Que le réel se présente à moi de manière directe ou sous la forme d’archives, je conçois toujours le geste documentaire comme un arrachement. Il s’agit de partir d’une matière qui résiste : soit parce qu’elle est trop touffue, hostile, a priori indémêlable. Soit parce qu’elle est fascinante, et que cette fascination peut inhiber ou aveugler. À chaque fois, fabriquer un documentaire, c’est choisir de braquer le projecteur sur ce qui n’était d’abord pas visible, pas audible. L’écoute est sélective, la manière dont on écoute le réel est déjà un filtre en soi. Et pour moi, bien souvent, mettre l’acte d’écoute au cœur de mes documentaires a été le meilleur moyen d’accéder à l’intime et à l’infime du réel.
[1] Elles m’étaient mises à disposition par l’INA, dans le cadre de l’appel à projets de podcast INALAB.

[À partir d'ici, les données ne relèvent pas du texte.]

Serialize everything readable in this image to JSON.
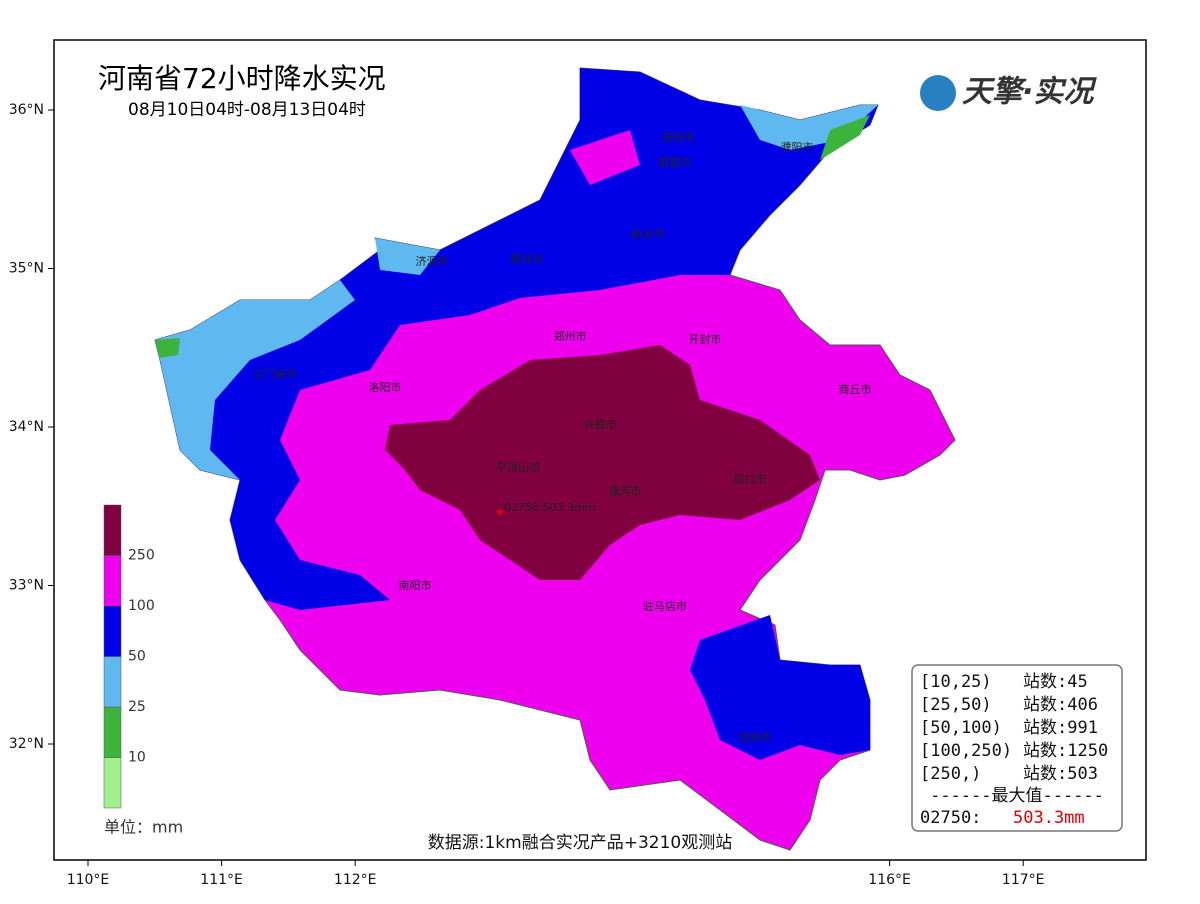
{
  "header": {
    "title": "河南省72小时降水实况",
    "subtitle": "08月10日04时-08月13日04时",
    "logo": "天擎·实况"
  },
  "map": {
    "lat_ticks": [
      {
        "value": 36,
        "label": "36°N"
      },
      {
        "value": 35,
        "label": "35°N"
      },
      {
        "value": 34,
        "label": "34°N"
      },
      {
        "value": 33,
        "label": "33°N"
      },
      {
        "value": 32,
        "label": "32°N"
      }
    ],
    "lon_ticks": [
      {
        "value": 110,
        "label": "110°E"
      },
      {
        "value": 111,
        "label": "111°E"
      },
      {
        "value": 112,
        "label": "112°E"
      },
      {
        "value": 116,
        "label": "116°E"
      },
      {
        "value": 117,
        "label": "117°E"
      }
    ],
    "cities": [
      "安阳市",
      "鹤壁市",
      "濮阳市",
      "新乡市",
      "焦作市",
      "济源市",
      "郑州市",
      "开封市",
      "三门峡市",
      "洛阳市",
      "商丘市",
      "许昌市",
      "平顶山市",
      "漯河市",
      "周口市",
      "南阳市",
      "驻马店市",
      "信阳市"
    ],
    "max_station": "02750:503.3mm"
  },
  "legend": {
    "levels": [
      10,
      25,
      50,
      100,
      250
    ],
    "colors": [
      "#a0f08c",
      "#3cb43c",
      "#60b8f0",
      "#0000e6",
      "#ee00ee",
      "#800040"
    ],
    "unit": "单位：mm"
  },
  "stats": {
    "rows": [
      {
        "range": "[10,25)",
        "count": "站数:45"
      },
      {
        "range": "[25,50)",
        "count": "站数:406"
      },
      {
        "range": "[50,100)",
        "count": "站数:991"
      },
      {
        "range": "[100,250)",
        "count": "站数:1250"
      },
      {
        "range": "[250,)",
        "count": "站数:503"
      }
    ],
    "max_title": "------最大值------",
    "max_station": "02750:",
    "max_value": "503.3mm"
  },
  "source": "数据源:1km融合实况产品+3210观测站"
}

[2] Mâkhi Xenakis, « Louise, sauvez-moi ! », Actes Sud, 2018.
[3] L’Expérience, France Culture, 2023.
Manon Prigent est autrice et réalisatrice de documentaires sonores. Depuis 2019, elle réalise des documentaires radiophoniques sur ARTE Radio : La moitié du gourou, 2024 ; Tout fout le camp, 2021, L’amour à Pattaya, 2019, et sur France Culture pour les émissions L’Expérience et La Série Documentaire (Non merci, pas d’enfant et Quand la vie privée devient publique, 2022).
Elle est lauréate en 2024 du Prix de l’œuvre sonore de la Scam pour La voix de Louise (2023, L’Expérience sur France Culture). Son premier film documentaire sortira à l’automne 2025 sur ARTE.